Article à retrouver dans notre numéro 55 « Bienvenue dans l'ère du rationnement », disponible sur notre boutique.
Cette exclusion n’est pas neutre. Elle témoigne d’un bain civilisationnel : la pensée scientifique moderne de l’Occident, qui repose sur une approche mécaniste. Ce logiciel, un naturaliste vivant de l’autre côté du monde l’a bousculé. Il s’agit du singulier Imanishi Kinji qu’on pourrait être tenté de surnommer le « Darwin japonais » s’il n’avait pas passé sa vie à lutter contre la théorie de l’auteur de L’Origine des espèces (1859), et plus largement contre le paradigme rationaliste de la science occidentale. Et cette vie fut extraordinaire. Car Imanishi n’est pas seulement le plus grand naturaliste japonais du XXe siècle.
Enfant d’une famille aisée né à Kyoto en 1902, il fut aussi un entomologiste (son premier objet d’étude porta sur les larves des éphémères), une figure majeure de la primatologie (l’étude des singes) et un grand alpiniste. À côté des quatorze volumes que comptent ses œuvres complètes, dont trois ouvrages ont été publiés en français aux éditions Wildproject, Imanishi a gravi 1 552 pics au Japon et ouvert plusieurs voies dans l’Himalaya et en Afrique. Cette passion, il la poursuivra jusqu’au bout de sa vie, qu’il termina aveugle. Octogénaire, un glaucome lui fit perdre la vue d’un œil, puis des deux en 1988. « Si le temps se couvre, je n’y vois plus rien, et il faut me tenir la main. Malgré tout, je continue à faire de la montagne », confiait-il en 1984. Il est mort en juin 1992.
« Je ne reconnais pas le hasard »
Ce handicap pousse Imanishi à faire un choix radical : se séparer de tous ses livres, auxquels il tient moins qu’à ses sorties en montagne.
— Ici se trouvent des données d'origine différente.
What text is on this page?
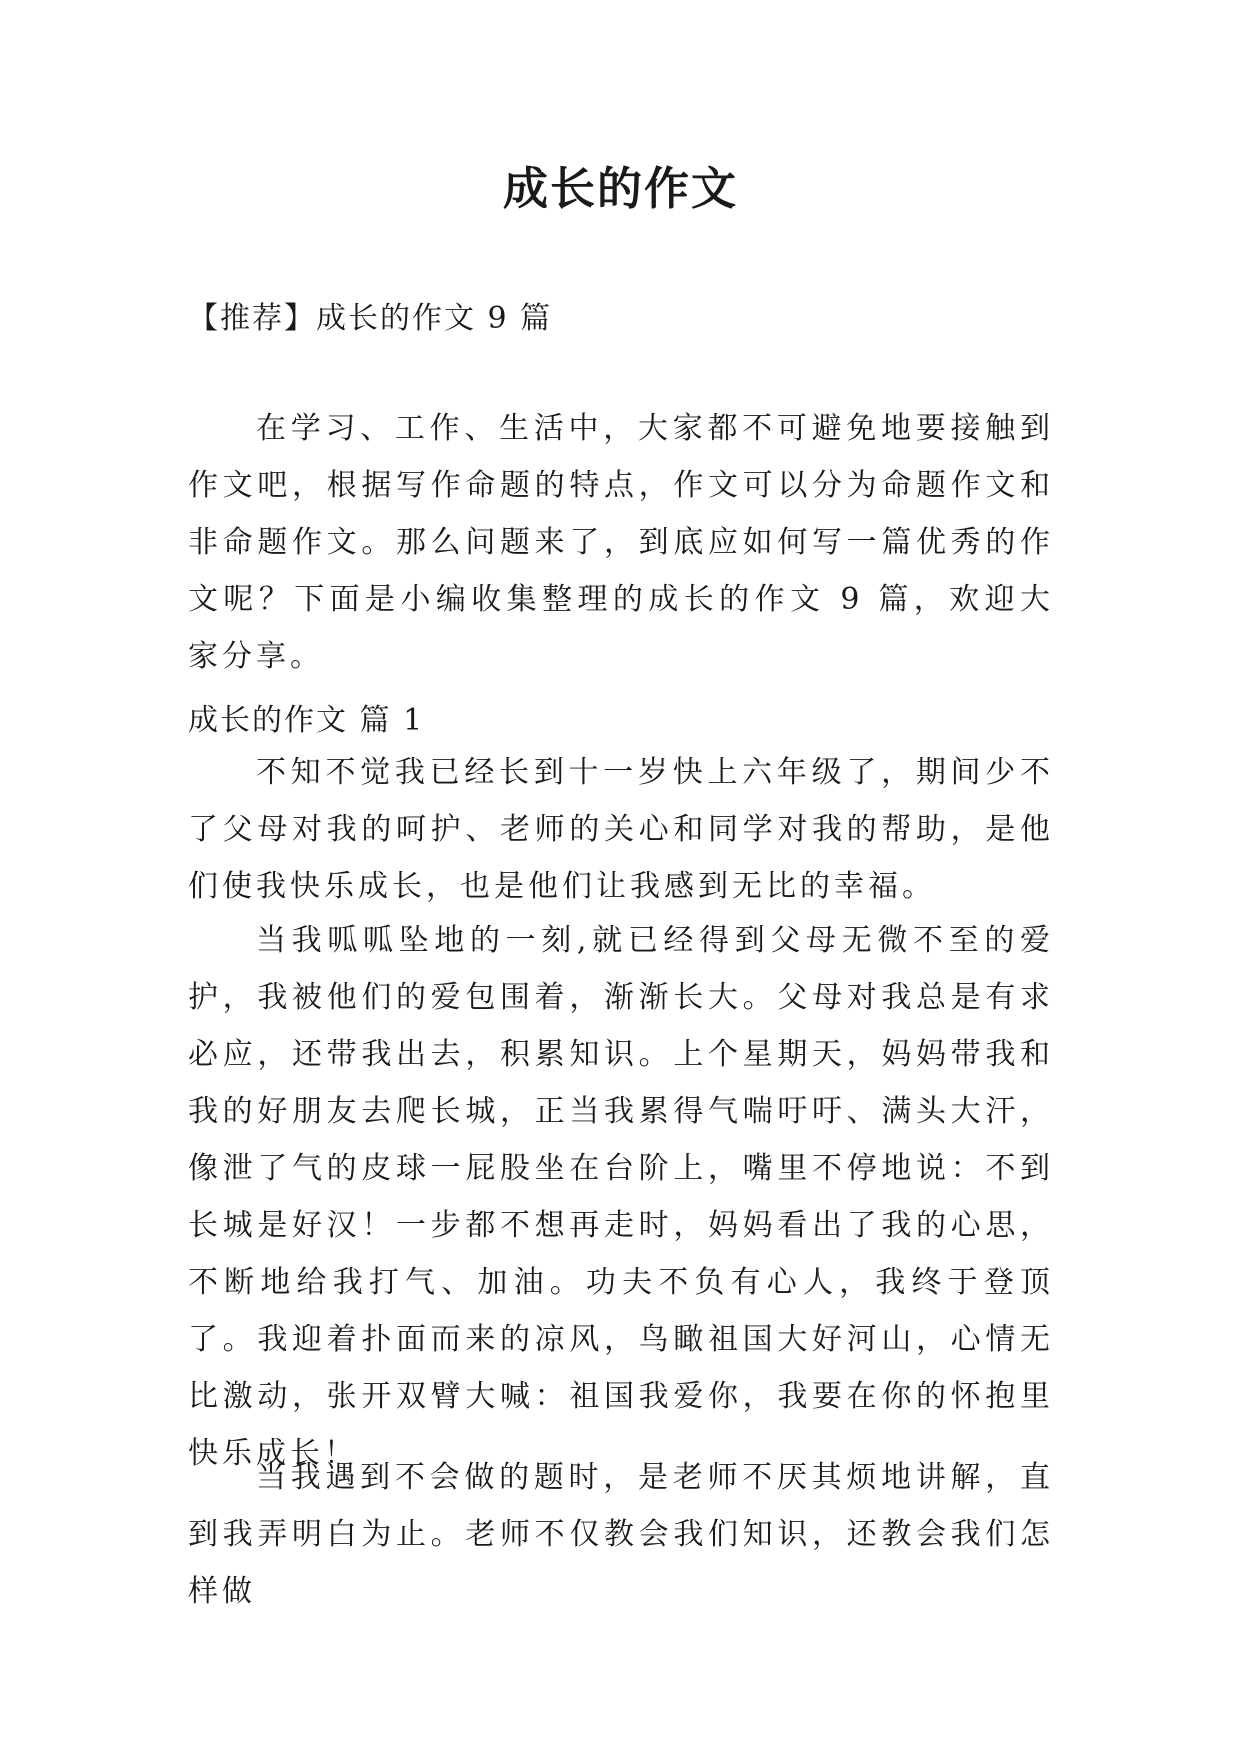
成长的作文

【推荐】成长的作文 9 篇

在学习、工作、生活中，大家都不可避免地要接触到作文吧，根据写作命题的特点，作文可以分为命题作文和非命题作文。那么问题来了，到底应如何写一篇优秀的作文呢？下面是小编收集整理的成长的作文 9 篇，欢迎大家分享。

成长的作文 篇 1

不知不觉我已经长到十一岁快上六年级了，期间少不了父母对我的呵护、老师的关心和同学对我的帮助，是他们使我快乐成长，也是他们让我感到无比的幸福。

当我呱呱坠地的一刻,就已经得到父母无微不至的爱护，我被他们的爱包围着，渐渐长大。父母对我总是有求必应，还带我出去，积累知识。上个星期天，妈妈带我和我的好朋友去爬长城，正当我累得气喘吁吁、满头大汗，像泄了气的皮球一屁股坐在台阶上，嘴里不停地说：不到长城是好汉！一步都不想再走时，妈妈看出了我的心思，不断地给我打气、加油。功夫不负有心人，我终于登顶了。我迎着扑面而来的凉风，鸟瞰祖国大好河山，心情无比激动，张开双臂大喊：祖国我爱你，我要在你的怀抱里快乐成长！

当我遇到不会做的题时，是老师不厌其烦地讲解，直到我弄明白为止。老师不仅教会我们知识，还教会我们怎样做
Ceux-ci atterrissent dans un centre de documentation à son honneur, au sein de l’université de Gifu. Mais la cécité n’est pas la seule raison de cette séparation. En 1983, Imanishi écrit Pour une science naturelle où il acte sa rupture avec les sciences de la nature occidentales, auxquelles il reproche un rationalisme réducteur et la posture supérieure du scientifique sur son objet. « Il semble que pour un savant, la science soit devenue comme des menottes. La science, on n’en a donc pas besoin. Je rejette tout ça. Je rends tout ce que je lui avais emprunté. Même les livres. »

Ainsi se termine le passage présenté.